On ne ressort jamais indemne d’avoir été confronté au malheur d’autrui ; on ne ressort jamais indemne de l’acte d’écrire sur d’autres, de cette indiscrétion que l’écriture nécessite.

« D’autres vies que la mienne » est un très grand livre.

 

 

Florilège de citations :

 

« La veille encore ils étaient comme nous, nous étions comme eux, mais il leur est arrivé quelque chose qui ne nous est pas arrivé à nous et nous faisons maintenant partie de deux humanités séparées. » (page 35)

 

« Je ne savais pas ce qu’il fallait faire mais je savais à ce moment n’en être pas capable. » (page 89)

 

« C’était la vie telle que la montrent les publicités des mutuelles ou des prêts bancaires, la vie où on se soucie du taux annuel du livret A et des dates de vacances dans la zone B, la vie Auchan, la vie en survêtement, la vie moyenne en tout, dépourvue non seulement de style mais de la conscience qu’on peut essayer de donner forme et style à sa vie.
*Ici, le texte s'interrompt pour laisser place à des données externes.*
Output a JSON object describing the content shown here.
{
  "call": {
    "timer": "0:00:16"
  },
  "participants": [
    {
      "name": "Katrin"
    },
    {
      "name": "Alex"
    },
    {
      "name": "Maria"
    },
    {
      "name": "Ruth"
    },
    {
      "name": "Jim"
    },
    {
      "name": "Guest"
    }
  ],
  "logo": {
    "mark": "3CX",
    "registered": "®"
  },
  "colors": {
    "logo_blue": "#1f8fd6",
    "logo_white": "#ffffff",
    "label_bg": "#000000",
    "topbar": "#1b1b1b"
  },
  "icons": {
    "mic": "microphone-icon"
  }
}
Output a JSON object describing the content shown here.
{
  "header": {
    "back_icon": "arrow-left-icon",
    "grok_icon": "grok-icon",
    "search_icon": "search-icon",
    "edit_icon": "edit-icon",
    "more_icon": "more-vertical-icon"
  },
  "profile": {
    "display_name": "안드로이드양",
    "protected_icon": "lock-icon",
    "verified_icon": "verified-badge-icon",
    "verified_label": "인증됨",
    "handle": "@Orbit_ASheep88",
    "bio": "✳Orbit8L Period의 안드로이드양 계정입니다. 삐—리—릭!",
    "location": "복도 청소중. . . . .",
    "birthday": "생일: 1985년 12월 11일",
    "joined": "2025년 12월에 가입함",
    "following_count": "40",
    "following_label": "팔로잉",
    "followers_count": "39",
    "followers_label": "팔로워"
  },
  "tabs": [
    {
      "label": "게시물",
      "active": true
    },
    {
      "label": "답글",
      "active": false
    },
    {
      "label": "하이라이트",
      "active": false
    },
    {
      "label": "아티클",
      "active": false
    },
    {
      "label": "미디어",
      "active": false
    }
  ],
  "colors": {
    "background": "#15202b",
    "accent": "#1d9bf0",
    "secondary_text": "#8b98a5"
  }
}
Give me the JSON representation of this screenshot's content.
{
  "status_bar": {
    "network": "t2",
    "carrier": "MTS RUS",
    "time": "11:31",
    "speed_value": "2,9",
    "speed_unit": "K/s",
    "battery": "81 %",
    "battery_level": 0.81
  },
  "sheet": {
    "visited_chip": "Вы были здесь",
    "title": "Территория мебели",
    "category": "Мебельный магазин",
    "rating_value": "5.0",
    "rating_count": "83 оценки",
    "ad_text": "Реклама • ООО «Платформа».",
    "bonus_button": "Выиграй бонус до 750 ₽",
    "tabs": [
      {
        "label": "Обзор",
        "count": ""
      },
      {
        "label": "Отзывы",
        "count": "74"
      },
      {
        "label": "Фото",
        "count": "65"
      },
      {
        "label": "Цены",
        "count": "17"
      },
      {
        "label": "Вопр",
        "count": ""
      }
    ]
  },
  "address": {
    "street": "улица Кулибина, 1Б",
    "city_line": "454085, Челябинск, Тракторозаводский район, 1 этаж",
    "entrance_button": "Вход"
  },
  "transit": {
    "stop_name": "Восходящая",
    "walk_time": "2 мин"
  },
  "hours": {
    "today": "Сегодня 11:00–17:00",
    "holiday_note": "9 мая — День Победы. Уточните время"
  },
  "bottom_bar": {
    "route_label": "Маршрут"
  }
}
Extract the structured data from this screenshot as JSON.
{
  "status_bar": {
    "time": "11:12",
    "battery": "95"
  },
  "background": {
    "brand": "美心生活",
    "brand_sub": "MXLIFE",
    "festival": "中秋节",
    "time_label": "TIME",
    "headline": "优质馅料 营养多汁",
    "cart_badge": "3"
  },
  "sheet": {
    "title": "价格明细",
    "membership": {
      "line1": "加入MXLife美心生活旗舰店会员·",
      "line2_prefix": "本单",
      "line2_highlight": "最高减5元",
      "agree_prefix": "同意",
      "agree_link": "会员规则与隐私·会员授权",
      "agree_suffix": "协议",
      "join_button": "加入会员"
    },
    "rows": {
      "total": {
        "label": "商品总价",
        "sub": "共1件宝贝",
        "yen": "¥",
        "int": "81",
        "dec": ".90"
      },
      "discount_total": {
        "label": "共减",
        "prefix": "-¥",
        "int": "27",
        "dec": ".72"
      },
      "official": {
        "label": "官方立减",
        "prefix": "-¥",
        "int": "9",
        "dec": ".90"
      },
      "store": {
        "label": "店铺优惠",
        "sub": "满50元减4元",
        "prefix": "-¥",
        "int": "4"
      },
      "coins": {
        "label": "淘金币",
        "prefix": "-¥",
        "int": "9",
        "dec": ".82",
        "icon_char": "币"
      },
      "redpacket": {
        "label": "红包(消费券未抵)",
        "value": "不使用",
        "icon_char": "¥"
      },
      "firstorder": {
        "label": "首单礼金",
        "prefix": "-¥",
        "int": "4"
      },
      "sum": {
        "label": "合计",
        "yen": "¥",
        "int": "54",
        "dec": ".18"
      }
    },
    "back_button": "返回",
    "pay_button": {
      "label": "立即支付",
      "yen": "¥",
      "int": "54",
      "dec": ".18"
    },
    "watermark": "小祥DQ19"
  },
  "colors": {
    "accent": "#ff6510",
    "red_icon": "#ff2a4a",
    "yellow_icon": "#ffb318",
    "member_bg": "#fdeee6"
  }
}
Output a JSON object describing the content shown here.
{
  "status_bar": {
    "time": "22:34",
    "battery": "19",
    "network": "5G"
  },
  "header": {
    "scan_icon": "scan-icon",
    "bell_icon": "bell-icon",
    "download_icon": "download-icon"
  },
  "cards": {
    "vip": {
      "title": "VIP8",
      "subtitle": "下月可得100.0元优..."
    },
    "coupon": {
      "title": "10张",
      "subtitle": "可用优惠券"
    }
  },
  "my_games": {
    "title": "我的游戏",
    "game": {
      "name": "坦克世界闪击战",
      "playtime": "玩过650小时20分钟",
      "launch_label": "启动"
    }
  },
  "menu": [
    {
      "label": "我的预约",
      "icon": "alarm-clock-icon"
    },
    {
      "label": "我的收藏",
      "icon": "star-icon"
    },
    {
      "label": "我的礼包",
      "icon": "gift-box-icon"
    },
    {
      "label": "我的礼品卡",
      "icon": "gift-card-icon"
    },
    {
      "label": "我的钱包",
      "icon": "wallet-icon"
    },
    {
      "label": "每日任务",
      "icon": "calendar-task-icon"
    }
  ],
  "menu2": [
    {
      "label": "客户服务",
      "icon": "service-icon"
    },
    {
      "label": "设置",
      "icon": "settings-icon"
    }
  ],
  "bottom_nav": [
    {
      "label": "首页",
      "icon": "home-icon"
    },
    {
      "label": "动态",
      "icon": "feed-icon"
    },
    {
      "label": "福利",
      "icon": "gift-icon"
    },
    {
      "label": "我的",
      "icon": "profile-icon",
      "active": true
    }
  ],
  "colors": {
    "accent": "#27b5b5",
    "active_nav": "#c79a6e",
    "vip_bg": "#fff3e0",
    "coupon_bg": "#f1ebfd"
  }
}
Je toisais cette vie de haut, je n’en aurais pas voulu, il n’empêche que ce jour-là je regardais les enfants, je regardais les parents les filmer avec leurs caméscopes, et je me disais que le choix de la vie à Rosier n’était pas seulement celui de la sécurité et du troupeau, mais de l’amour. » (page 92)

 

« On s’est étreint en silence, ce silence accompagné d’une pression de la main sur l’épaule étant dans nos milieux l’expression maximale du chagrin, puis on a parlé de choses pratiques. » (page 103)

 

« La première nuit qu’on passe à l’hôpital, seul, quand on vient d’apprendre qu’on est très gravement malade, que de cette maladie on va peut-être mourir et que c’est cela, désormais, la réalité. Quelque chose, disait-il, se joue à ce moment, qui est de l’ordre de la guerre totale, de la débâcle totale, de la métamorphose totale. C’est une destruction physique, cela peut-être une refondation. » (page 115)

 

« Nous étions engagés dans un projet commun, ce projet impliquait qu’il me raconte sa vie et il n’a jamais fait mystère du plaisir qu’il y prenait. Il aime parler de lui. C’est ma façon, dit-il, de parler des autres et aux autres. » (page 122)

 

« Même si nous sommes tous d’accord sur l’idée à la fois bien-pensante et juste que ce qui compte n’est pas ce qu’on fait mais la façon dont on le fait […], nous faisons tous plus ou moins la distinction entre les métiers créatifs et les autres, et c’est plutôt dans les premiers que l’excellence, faite non seulement de compétence, mais de talent et de charisme, peut s’évaluer en termes de grandeur. » (page 128)

 

« Les héros ne sont pas forcément ceux qu’on croit. » (page 132)

 

« Pour qui a toujours eu le sentiment d’exister, l’annonce de la mort est triste, cruelle, injuste, mais on peut l’intégrer à l’ordre des choses. Mais pour qui, au fond de lui, a toujours eu l’impression de ne pas exister vraiment ? De n’avoir pas vécu ? » (pages 154-155) 

 

« Patrice avait trouvé la princesse de ses rêves. Belle, intelligente, trop belle et trop intelligente pour lui, estimait-il, et pourtant avec elle tout était simple. Il n’y avait pas de coquetterie, pas de traîtrise, pas de coups fourrés à redouter. Il pouvait être lui-même sous son regard, s’abandonner sans craindre qu’elle n’abuse de sa naïveté. » (page 215)

 

« Elle n’était pas du genre à se raconter d’histoires. C’est en toute lucidité qu’elle l’a choisi. Mais avant de le choisir elle a hésité. Elle a dû se représenter très précisément, dans une lumière crue et même cruelle, ce que ce serait de passer sa vie avec Patrice. Les limites dans lesquelles ce choix l’enfermait. Et, d’un autre côté, l’assise qu’il lui donnerait. La certitude d’être aimée totalement, d’être toujours portée. » (page 218)

 

« On peut soutenir que devenir adulte, à quoi est supposé aider la psychanalyse, c’est abandonner la pensée magique pour la pensée rationnelle, mais on peut soutenir aussi qu’il ne faut rien abandonner. » (page 278)

 

« Une des choses qu’il avait aimées chez Juliette, c’est qu’elle n’était pas la femme avec qui il aurait dû être normalement. Elle l’avait bousculé, sorti de son sillon. Elle était la différence, l’inattendu, le miracle, ce qui n’arrive qu’une fois dans une vie et encore, si on a beaucoup de chance. » (page 304) 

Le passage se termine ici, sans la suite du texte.